Surge in Foreign Inflows Propels Indian Bonds to 6-Year High Ahead of JPMorgan Index Inclusion

In a significant turn of events, foreign investment in Indian government bonds witnessed an extraordinary upswing in the final quarter of 2023, reaching a six-year high. This surge is attributed to JPMorgan’s announcement to include Indian debt in its indexes, driving net purchases and positioning India as a lucrative destination for global investors.

Key Highlights:

  1. Remarkable Q4 Inflows: Foreign investors demonstrated strong interest in Indian government bonds, resulting in a net purchase of bonds worth 350 billion rupees in the last quarter of 2023.
  2. Six-Year High Inflows: The robust performance in Q4 propelled the full-year tally to 598 billion rupees, marking the highest level since 2017, as indicated by clearing house data.
  3. JPMorgan’s Index Inclusion: JPMorgan’s decision to incorporate Indian bonds in its Government Bond Index-Emerging Markets, effective from June, triggered heightened investor confidence and is anticipated to usher in additional inflows.
  4. Positive Outlook for 2024: Fund managers express optimism for the New Year, expecting continued inflows into the local currency asset class. Factors contributing to this positive sentiment include controlled inflation, fiscal stability, and potential rate cuts by the Federal Reserve.
  5. Expectations of Lower Bond Yields: Market experts anticipate that a combination of controlled inflation in India and rate cuts by the Federal Reserve could drive the 10-year benchmark bond yield below 7% in 2024.

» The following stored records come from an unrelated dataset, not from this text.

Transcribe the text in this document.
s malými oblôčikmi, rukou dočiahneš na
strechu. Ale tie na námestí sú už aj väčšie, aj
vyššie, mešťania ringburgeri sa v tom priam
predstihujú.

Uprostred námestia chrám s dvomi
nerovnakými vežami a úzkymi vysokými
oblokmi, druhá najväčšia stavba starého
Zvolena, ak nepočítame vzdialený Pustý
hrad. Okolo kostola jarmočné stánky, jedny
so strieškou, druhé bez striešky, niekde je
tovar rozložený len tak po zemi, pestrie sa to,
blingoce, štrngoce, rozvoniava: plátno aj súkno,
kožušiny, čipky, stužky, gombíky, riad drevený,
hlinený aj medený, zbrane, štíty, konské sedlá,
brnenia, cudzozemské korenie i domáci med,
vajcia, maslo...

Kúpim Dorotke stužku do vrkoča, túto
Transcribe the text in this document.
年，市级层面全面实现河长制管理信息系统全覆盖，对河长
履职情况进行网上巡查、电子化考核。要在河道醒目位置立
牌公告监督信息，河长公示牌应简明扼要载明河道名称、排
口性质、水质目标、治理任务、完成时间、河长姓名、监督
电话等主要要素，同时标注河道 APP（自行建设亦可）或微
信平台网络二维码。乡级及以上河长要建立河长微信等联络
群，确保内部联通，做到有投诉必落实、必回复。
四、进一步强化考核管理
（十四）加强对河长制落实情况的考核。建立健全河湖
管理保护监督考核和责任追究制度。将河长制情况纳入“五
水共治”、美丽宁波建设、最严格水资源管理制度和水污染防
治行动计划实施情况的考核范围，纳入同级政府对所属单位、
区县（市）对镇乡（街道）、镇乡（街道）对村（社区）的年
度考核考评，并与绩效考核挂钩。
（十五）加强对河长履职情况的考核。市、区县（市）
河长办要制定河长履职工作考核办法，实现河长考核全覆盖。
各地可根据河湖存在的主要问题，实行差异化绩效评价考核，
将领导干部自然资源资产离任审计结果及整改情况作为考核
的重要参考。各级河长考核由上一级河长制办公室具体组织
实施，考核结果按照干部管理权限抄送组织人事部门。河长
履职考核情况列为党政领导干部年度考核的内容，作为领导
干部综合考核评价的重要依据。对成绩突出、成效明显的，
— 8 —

Jean-Charles Sambor, Head of Emerging Markets, Fixed Income at BNP Paribas Asset Management, emphasized the positive outlook for India in 2024. He anticipates sustained inflows into the local currency asset class, emphasizing that India’s well-contained inflation and fiscal stability contribute to its attractiveness for investors.

The inclusion of Indian bonds in JPMorgan’s index is predicted to result in incremental inflows of approximately $25 billion into the bond market. As global central banks, including the Federal Reserve, signal potential rate cuts in 2024, the yield differentials could further enhance India’s appeal for foreign investors.